Will COLAs be automatic?
No. COLAs would only be granted if there is enough funding in the account AND upon legislative approval.
Can a COLA over 2% be granted?
Under the new law, when sufficient funding is available, the LASERS Board of Trustees can recommend a COLA of up to, but no more than, 2%. However, the legislature may choose to authorize a COLA in excess of 2%, subject to gubernatorial approval.
How often will COLAs be granted?
The new model is expected to generate enough funds to grant a COLA every two to three years, subject to legislative approval.
Will money be deposited into the new COLA account every year, and will there be a limit on how much can be deposited?
Deposits into the COLA account are expected to occur every year, unless one of the employer safeguards prevents it. Safeguards include reducing or foregoing a deposit if it would cause the total employer contribution rate to exceed the established cap; also, the COLA account balance is limited to the cost of paying two COLAs.
What happens to the current Experience Account?
The Experience Account will be phased out. Any funds remaining in the Experience Account will be transferred to the new COLA funding account.

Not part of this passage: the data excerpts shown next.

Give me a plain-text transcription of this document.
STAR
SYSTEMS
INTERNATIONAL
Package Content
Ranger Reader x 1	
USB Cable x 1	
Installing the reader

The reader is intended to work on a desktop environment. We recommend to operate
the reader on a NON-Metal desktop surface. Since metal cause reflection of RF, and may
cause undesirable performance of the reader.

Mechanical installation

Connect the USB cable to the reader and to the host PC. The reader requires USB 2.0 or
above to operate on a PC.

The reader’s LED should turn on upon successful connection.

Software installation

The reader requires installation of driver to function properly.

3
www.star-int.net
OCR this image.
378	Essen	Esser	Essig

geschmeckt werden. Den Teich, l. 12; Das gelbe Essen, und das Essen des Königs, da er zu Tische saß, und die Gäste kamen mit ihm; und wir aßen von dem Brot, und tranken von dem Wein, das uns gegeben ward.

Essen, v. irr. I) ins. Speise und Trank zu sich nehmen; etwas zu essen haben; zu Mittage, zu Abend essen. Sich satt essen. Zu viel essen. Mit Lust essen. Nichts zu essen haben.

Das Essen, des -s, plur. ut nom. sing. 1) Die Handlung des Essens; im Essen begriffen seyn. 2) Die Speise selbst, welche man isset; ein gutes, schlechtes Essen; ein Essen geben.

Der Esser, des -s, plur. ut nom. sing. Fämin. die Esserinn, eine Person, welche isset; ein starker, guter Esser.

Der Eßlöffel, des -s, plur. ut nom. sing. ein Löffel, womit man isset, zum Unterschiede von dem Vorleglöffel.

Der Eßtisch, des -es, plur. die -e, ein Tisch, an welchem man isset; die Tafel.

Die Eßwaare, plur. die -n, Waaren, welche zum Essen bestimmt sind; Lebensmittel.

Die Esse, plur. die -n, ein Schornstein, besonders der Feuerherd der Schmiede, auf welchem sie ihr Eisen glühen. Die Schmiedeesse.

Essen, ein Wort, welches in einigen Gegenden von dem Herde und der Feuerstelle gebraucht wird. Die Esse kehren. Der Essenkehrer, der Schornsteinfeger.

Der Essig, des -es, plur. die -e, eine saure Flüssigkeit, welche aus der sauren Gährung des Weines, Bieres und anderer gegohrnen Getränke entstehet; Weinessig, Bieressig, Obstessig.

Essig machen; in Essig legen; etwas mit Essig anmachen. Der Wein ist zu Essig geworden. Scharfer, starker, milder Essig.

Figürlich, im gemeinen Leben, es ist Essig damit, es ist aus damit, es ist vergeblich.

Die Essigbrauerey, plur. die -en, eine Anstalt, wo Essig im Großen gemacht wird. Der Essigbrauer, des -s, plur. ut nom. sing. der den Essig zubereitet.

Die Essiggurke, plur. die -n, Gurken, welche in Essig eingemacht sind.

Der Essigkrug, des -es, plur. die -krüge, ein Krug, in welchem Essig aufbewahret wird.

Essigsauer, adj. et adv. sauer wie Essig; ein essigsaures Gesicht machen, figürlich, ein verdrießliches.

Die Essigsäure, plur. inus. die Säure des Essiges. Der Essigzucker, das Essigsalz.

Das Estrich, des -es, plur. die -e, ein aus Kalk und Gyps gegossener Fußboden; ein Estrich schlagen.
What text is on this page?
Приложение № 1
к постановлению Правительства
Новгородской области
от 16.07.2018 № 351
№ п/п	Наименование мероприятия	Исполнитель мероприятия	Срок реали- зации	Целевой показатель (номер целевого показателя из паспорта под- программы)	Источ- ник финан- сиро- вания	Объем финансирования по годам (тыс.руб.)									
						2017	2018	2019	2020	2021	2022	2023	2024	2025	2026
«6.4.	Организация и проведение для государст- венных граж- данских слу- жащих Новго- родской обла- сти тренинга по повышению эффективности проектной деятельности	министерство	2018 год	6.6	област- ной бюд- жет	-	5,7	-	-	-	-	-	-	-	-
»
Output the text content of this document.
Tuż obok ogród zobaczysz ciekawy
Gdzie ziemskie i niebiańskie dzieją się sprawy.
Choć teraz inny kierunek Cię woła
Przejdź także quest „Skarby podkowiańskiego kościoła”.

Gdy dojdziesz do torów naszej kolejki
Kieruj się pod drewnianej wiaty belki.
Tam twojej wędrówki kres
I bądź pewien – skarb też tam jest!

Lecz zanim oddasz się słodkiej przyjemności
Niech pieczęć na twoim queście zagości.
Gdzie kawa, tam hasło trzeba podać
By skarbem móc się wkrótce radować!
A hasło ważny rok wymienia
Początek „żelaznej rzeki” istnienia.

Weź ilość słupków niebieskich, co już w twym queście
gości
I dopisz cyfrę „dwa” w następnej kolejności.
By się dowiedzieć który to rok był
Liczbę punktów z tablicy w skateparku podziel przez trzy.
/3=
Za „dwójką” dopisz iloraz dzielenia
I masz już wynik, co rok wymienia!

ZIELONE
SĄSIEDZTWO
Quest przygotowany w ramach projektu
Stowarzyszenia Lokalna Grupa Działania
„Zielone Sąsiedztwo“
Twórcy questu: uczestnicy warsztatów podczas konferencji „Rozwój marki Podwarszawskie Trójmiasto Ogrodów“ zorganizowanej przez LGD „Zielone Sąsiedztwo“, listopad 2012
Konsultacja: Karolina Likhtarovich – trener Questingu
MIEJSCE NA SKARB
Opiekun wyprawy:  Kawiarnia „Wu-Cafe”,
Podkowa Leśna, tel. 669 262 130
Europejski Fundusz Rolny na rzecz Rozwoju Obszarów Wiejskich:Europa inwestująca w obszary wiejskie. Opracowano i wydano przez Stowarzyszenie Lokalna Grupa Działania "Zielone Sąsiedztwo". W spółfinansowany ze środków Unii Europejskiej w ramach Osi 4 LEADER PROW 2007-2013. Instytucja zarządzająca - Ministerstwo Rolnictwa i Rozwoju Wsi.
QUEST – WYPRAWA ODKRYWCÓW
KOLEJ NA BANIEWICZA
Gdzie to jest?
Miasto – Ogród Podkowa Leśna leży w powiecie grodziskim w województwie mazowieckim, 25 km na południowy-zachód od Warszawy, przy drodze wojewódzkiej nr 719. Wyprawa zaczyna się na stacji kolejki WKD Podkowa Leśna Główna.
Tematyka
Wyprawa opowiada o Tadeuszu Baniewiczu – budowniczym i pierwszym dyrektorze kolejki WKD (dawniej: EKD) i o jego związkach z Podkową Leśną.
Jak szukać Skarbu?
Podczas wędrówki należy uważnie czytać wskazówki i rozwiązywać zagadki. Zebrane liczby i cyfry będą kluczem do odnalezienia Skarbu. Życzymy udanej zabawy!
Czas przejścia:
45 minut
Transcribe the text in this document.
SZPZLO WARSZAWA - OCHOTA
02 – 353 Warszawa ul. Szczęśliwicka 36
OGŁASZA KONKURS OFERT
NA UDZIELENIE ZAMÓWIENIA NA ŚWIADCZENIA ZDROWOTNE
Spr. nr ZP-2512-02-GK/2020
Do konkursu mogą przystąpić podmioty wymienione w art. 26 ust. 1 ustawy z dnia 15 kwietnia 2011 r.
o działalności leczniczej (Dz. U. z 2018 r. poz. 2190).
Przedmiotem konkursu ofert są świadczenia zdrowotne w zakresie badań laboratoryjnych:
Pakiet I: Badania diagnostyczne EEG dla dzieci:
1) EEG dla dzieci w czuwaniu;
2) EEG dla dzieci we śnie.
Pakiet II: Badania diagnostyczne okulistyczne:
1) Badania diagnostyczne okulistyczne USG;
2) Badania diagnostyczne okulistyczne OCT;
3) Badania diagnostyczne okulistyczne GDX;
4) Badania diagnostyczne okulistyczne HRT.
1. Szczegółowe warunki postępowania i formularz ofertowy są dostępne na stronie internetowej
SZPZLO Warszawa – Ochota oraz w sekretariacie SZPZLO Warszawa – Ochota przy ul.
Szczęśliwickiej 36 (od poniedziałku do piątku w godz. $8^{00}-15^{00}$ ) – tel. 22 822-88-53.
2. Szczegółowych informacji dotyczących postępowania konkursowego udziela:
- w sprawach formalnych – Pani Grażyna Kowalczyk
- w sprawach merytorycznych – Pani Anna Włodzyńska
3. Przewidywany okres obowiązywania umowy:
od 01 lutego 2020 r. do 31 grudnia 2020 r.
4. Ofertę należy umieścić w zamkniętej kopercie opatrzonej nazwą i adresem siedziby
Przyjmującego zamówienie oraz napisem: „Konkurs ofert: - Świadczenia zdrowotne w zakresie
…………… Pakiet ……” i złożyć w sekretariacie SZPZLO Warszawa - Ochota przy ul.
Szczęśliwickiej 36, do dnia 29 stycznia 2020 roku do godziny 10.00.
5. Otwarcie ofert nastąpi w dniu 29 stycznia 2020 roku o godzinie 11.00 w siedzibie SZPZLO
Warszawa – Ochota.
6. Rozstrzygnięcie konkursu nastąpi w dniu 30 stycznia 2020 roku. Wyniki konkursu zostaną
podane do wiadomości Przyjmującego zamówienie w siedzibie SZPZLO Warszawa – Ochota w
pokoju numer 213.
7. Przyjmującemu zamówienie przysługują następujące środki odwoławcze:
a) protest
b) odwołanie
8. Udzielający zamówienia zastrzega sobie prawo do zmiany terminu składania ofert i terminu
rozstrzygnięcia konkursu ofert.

Will Act 184 add new debt to the System?
No. As with the previous gain-sharing model, COLA funding is distinct from funding regular, monthly benefits. Funds for the actuarial cost of COLAS must be available before the legislature can grant a COLA, and that will not change. The allocation of funds to the COLA account via direct employer contributions does not create debt – unlike the prior gainsharing model which generated interest. Moving away from the indirect funding model allows more investment gains to be used to reduce existing debt.
Does Act 184 increase the cost of COLAs?
No. The cost of the model under Act 184 will likely be less than the cost of the prior model.
What can money in the COLA account be used to pay?
Funds in the newly created COLA account will be used to pay COLAs and to offset system investment losses, in the event the system experiences a negative actuarial return.
Does Act 184 include cost safeguards for employers?
Yes, Act 184 includes built-in safeguards to protect employers.
The COLA rate cannot exceed 2.5% of payroll.
Prior to FYE 2039, the COLA rate shall not cause the total employer contribution rate to exceed the rate determined for FYE 2024. Beginning with FYE 2039, the COLA rate shall not cause the total employer contribution rate to exceed 22% of payroll.
Will the new COLA model undo past reforms?
No. Pension reforms enacted in 2009 and 2014 directed more excess investment earnings of the systems to pay down the UAL. These reforms will remain in place. The oldest debt schedules are on track to be paid on time.